The second solution has some problems:
- Since you need to access individual timestamps1,
serialized_timestamps_for_the_day
cannot be considered atomic and would violate the 1NF, causing a bunch of problems. - On top of that, you are introducing a redundancy: the
date
can be inferred from the contents of theserialized_timestamps_for_the_day
, and your application code would need to make sure they never become "desynchronized", which is vulnerable to bugs.2
Therefore go with the first solution. If properly indexed, a modern database on modern hardware can handle much more than mere "well over a million records". In this specific case:
- A composite index on {person_id, timestamp} will allow you to query for person or combination of person and date by a simple index range scan, which can be very efficient.

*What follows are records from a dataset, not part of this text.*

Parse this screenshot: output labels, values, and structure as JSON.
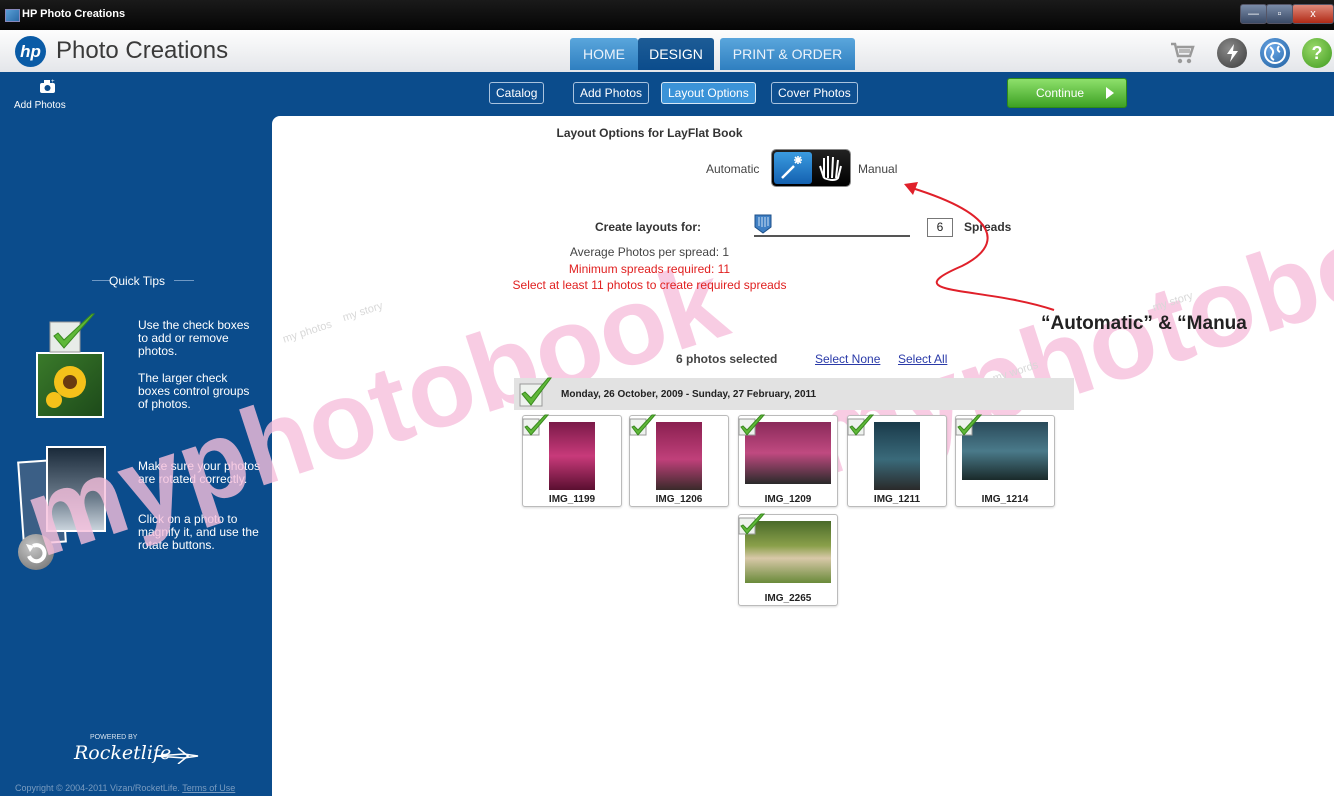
{
  "window": {
    "title": "HP Photo Creations",
    "minimize": "—",
    "maximize": "▫",
    "close": "x"
  },
  "header": {
    "logo_text": "hp",
    "app_name": "Photo Creations",
    "tabs": [
      {
        "label": "HOME"
      },
      {
        "label": "DESIGN"
      },
      {
        "label": "PRINT & ORDER"
      }
    ]
  },
  "toolbar": {
    "add_photos": "Add Photos",
    "subtabs": [
      {
        "label": "Catalog"
      },
      {
        "label": "Add Photos"
      },
      {
        "label": "Layout Options"
      },
      {
        "label": "Cover Photos"
      }
    ],
    "continue": "Continue"
  },
  "sidebar": {
    "quick_tips": "Quick Tips",
    "tips": [
      "Use the check boxes to add or remove photos.",
      "The larger check boxes control groups of photos.",
      "Make sure your photos are rotated correctly.",
      "Click on a photo to magnify it, and use the rotate buttons."
    ],
    "powered_by": "POWERED BY",
    "brand": "Rocketlife",
    "copyright": "Copyright © 2004-2011 Vizan/RocketLife.",
    "terms": "Terms of Use"
  },
  "layout": {
    "heading": "Layout Options for LayFlat Book",
    "automatic": "Automatic",
    "manual": "Manual",
    "create_for": "Create layouts for:",
    "spreads_value": "6",
    "spreads_label": "Spreads",
    "avg": "Average Photos per spread: 1",
    "min": "Minimum spreads required: 11",
    "select_msg": "Select at least 11 photos to create required spreads"
  },
  "annotation": "“Automatic” & “Manua",
  "selection": {
    "count": "6 photos selected",
    "select_none": "Select None",
    "select_all": "Select All"
  },
  "group": {
    "date_range": "Monday, 26 October, 2009 - Sunday, 27 February, 2011"
  },
  "photos": [
    {
      "name": "IMG_1199"
    },
    {
      "name": "IMG_1206"
    },
    {
      "name": "IMG_1209"
    },
    {
      "name": "IMG_1211"
    },
    {
      "name": "IMG_1214"
    },
    {
      "name": "IMG_2265"
    }
  ],
  "watermark": {
    "brand": "myphotobook",
    "tag1": "my story",
    "tag2": "my photos",
    "tag3": "my words"
  },
  "colors": {
    "brand_blue": "#0b4c8c",
    "accent_blue": "#3b93d8",
    "continue_green": "#5cc23a",
    "warning_red": "#e02020",
    "annotation_red": "#e0202a",
    "check_green": "#5fb838"
  }
}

- If you need just "by date" query, you'll need an index on {timestamp}. You can easily search for all timestamps within a specific date by searching for a range 00:00 to 24:00 of the given day.
1 Even if you don't query for individual timestamps, you still need to write them to the database one-by-one. If you have a serialized field, you first need to read the whole field to append just one value, and then write the whole result back to the database, which may become a performance problem rather quickly. And there are other problems, as mentioned in the link above.
2 As a general rule, what can be inferred should not be stored, unless there is a good performance reason to do so, and I don't see any here.